You can also find this here.
Well, I guess it serves me right for not keeping up with the posting in the new year.
Simon – while I appreciate the shout out, my blog is here at Tracking Righteousness, not at Righteousness Journal.
Thanks though!
~Aaron
Oops, sorry mate, that was a coding error. Fixed. But on the other hand, we would never have found the Righteousness Journal otherwise!
Good recap. I am interested to see how 2009 shapes up for the theateroshpere.
Dennis,
Any predictions for how twitter is going to play this year in the theatre world? Will it sink or swim – or maybe something else?
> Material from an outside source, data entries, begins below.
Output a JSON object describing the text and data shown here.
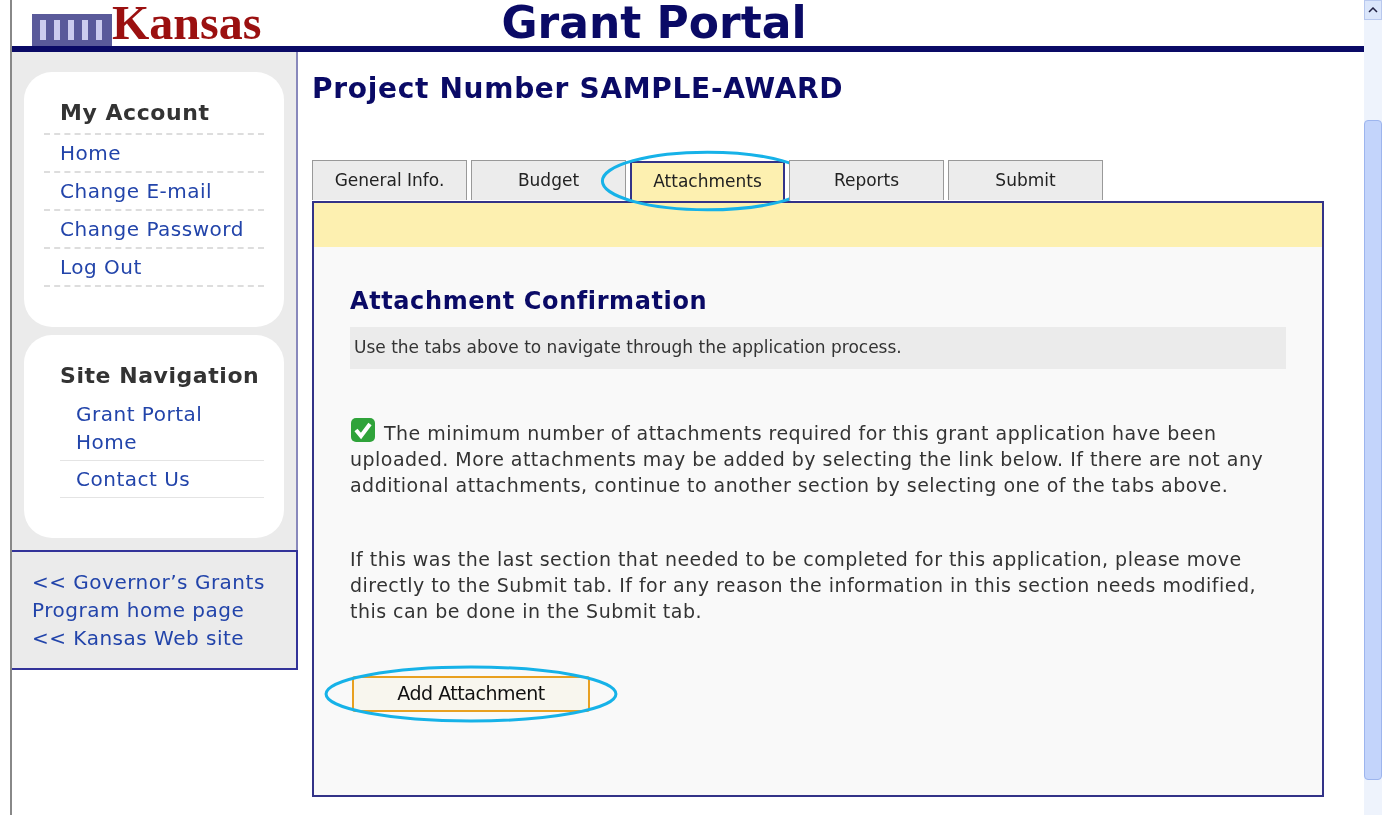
{
  "header": {
    "state_name": "Kansas",
    "portal_title": "Grant Portal"
  },
  "sidebar": {
    "sections": [
      {
        "heading": "My Account",
        "items": [
          "Home",
          "Change E-mail",
          "Change Password",
          "Log Out"
        ]
      },
      {
        "heading": "Site Navigation",
        "items": [
          "Grant Portal Home",
          "Contact Us"
        ]
      }
    ],
    "footer_links": [
      "<< Governor’s Grants Program home page",
      "<< Kansas Web site"
    ]
  },
  "page_title": "Project Number SAMPLE-AWARD",
  "tabs": [
    {
      "label": "General Info.",
      "selected": false,
      "highlighted": false
    },
    {
      "label": "Budget",
      "selected": false,
      "highlighted": false
    },
    {
      "label": "Attachments",
      "selected": true,
      "highlighted": true
    },
    {
      "label": "Reports",
      "selected": false,
      "highlighted": false
    },
    {
      "label": "Submit",
      "selected": false,
      "highlighted": false
    }
  ],
  "section_title": "Attachment Confirmation",
  "instruction": "Use the tabs above to navigate through the application process.",
  "status": {
    "complete": true,
    "message": "The minimum number of attachments required for this grant application have been uploaded. More attachments may be added by selecting the link below. If there are not any additional attachments, continue to another section by selecting one of the tabs above."
  },
  "note": "If this was the last section that needed to be completed for this application, please move directly to the Submit tab. If for any reason the information in this section needs modified, this can be done in the Submit tab.",
  "add_button": {
    "label": "Add Attachment",
    "highlighted": true
  }
}
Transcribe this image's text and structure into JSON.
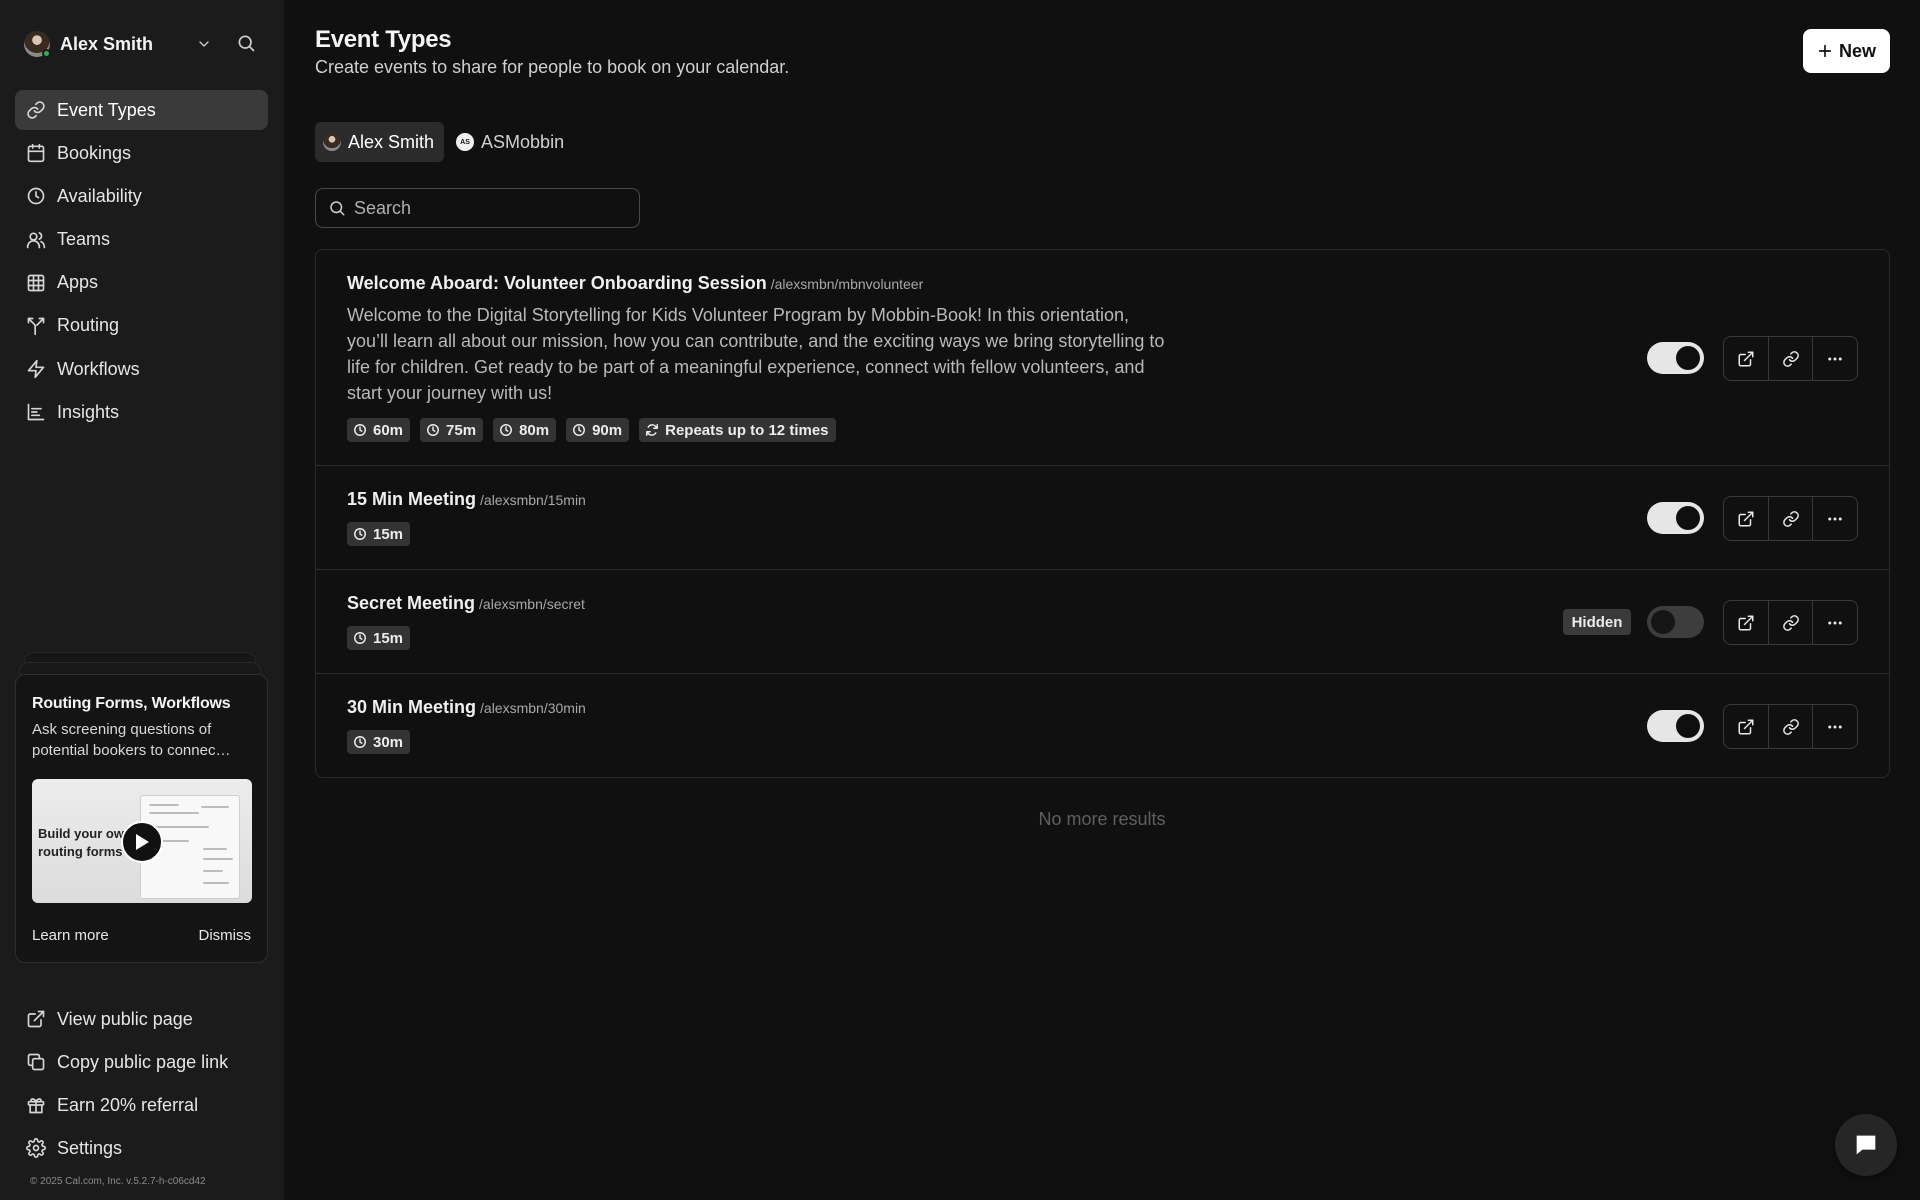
{
  "user": {
    "name": "Alex Smith"
  },
  "nav": {
    "items": [
      {
        "label": "Event Types",
        "icon": "link-icon",
        "active": true
      },
      {
        "label": "Bookings",
        "icon": "calendar-icon"
      },
      {
        "label": "Availability",
        "icon": "clock-icon"
      },
      {
        "label": "Teams",
        "icon": "users-icon"
      },
      {
        "label": "Apps",
        "icon": "grid-icon"
      },
      {
        "label": "Routing",
        "icon": "split-icon"
      },
      {
        "label": "Workflows",
        "icon": "zap-icon"
      },
      {
        "label": "Insights",
        "icon": "chart-icon"
      }
    ],
    "bottom": [
      {
        "label": "View public page",
        "icon": "external-link-icon"
      },
      {
        "label": "Copy public page link",
        "icon": "copy-icon"
      },
      {
        "label": "Earn 20% referral",
        "icon": "gift-icon"
      },
      {
        "label": "Settings",
        "icon": "gear-icon"
      }
    ]
  },
  "promo": {
    "title": "Routing Forms, Workflows",
    "description": "Ask screening questions of potential bookers to connec…",
    "thumb_text_line1": "Build your ow",
    "thumb_text_line2": "routing forms",
    "learn_more": "Learn more",
    "dismiss": "Dismiss"
  },
  "footer": {
    "copyright": "© 2025 Cal.com, Inc. v.5.2.7-h-c06cd42"
  },
  "header": {
    "title": "Event Types",
    "subtitle": "Create events to share for people to book on your calendar.",
    "new_button": "New"
  },
  "tabs": [
    {
      "label": "Alex Smith",
      "active": true
    },
    {
      "label": "ASMobbin",
      "initials": "AS"
    }
  ],
  "search": {
    "placeholder": "Search",
    "value": ""
  },
  "events": [
    {
      "title": "Welcome Aboard: Volunteer Onboarding Session",
      "slug": "/alexsmbn/mbnvolunteer",
      "description": "Welcome to the Digital Storytelling for Kids Volunteer Program by Mobbin-Book! In this orientation, you’ll learn all about our mission, how you can contribute, and the exciting ways we bring storytelling to life for children. Get ready to be part of a meaningful experience, connect with fellow volunteers, and start your journey with us!",
      "durations": [
        "60m",
        "75m",
        "80m",
        "90m"
      ],
      "repeat": "Repeats up to 12 times",
      "enabled": true
    },
    {
      "title": "15 Min Meeting",
      "slug": "/alexsmbn/15min",
      "durations": [
        "15m"
      ],
      "enabled": true
    },
    {
      "title": "Secret Meeting",
      "slug": "/alexsmbn/secret",
      "durations": [
        "15m"
      ],
      "hidden_label": "Hidden",
      "enabled": false
    },
    {
      "title": "30 Min Meeting",
      "slug": "/alexsmbn/30min",
      "durations": [
        "30m"
      ],
      "enabled": true
    }
  ],
  "list_footer": "No more results",
  "colors": {
    "background": "#101010",
    "sidebar": "#1b1b1b",
    "accent": "#ffffff",
    "online": "#2fb44a"
  }
}
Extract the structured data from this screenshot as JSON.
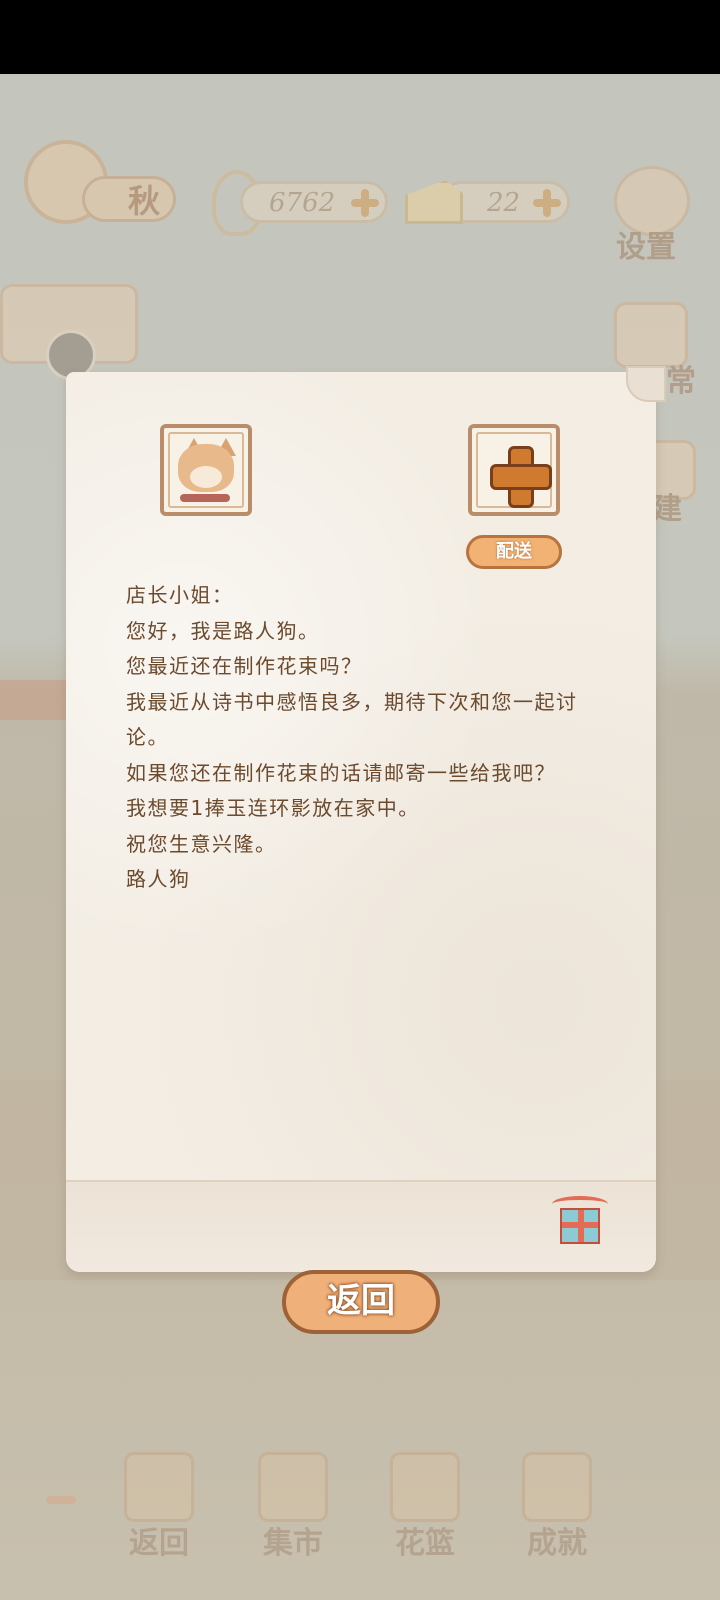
{
  "hud": {
    "season": "秋",
    "fish_count": "6762",
    "cheese_count": "22",
    "settings_label": "设置",
    "daily_label": "日常",
    "build_label": "建"
  },
  "letter_dialog": {
    "deliver_label": "配送",
    "lines": [
      "店长小姐：",
      "您好，我是路人狗。",
      "您最近还在制作花束吗？",
      "我最近从诗书中感悟良多，期待下次和您一起讨论。",
      "如果您还在制作花束的话请邮寄一些给我吧？",
      "我想要1捧玉连环影放在家中。",
      "祝您生意兴隆。",
      "路人狗"
    ],
    "return_label": "返回"
  },
  "bottom_nav": {
    "items": [
      {
        "label": "返回",
        "icon": "window-icon"
      },
      {
        "label": "集市",
        "icon": "market-stall-icon"
      },
      {
        "label": "花篮",
        "icon": "flower-basket-icon"
      },
      {
        "label": "成就",
        "icon": "trophy-icon"
      }
    ]
  },
  "colors": {
    "accent_orange": "#f0b07a",
    "button_border": "#9d6237",
    "letter_text": "#6b4a2e",
    "paper": "#f3ede4"
  }
}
Thanks Dennis, me too. Did you change the URL of your blog recently? I think I’ve been missing your updates.
I wonder if Twitter is perhaps a gateway drug into blogging? I’ve talked to a few theatre types who say they are getting into the whole internet communication thing through the relative ease of twitter, that it’s helping them to develop their ‘voice’.
I hope so. For as much use as twitter may be, the discussion that need to take place about theatre certainly require more than short bursts of chatter…
Great post Simon & Ian.
Twitter was certainly a launching point for me to start blogging, though I had been reading theatre blogs for many months before delving into either medium.
I do see Twitter as having the potential for a large impact over 2009 as theatre artists from around the world are starting to converse on a more frequent basis.
I quit!
Weird. I have not changed my URL information. It is below. I think Twitter is definitely some sort of gateway drug or initial connection point where then someone can get more information on a blog or website.
blog: http://www.dennisbaker.net/blog/
rss: http://www.dennisbaker.net/feed/rss/
This is what I get when I get behind. A great summation and I’m thankful for the shout-out.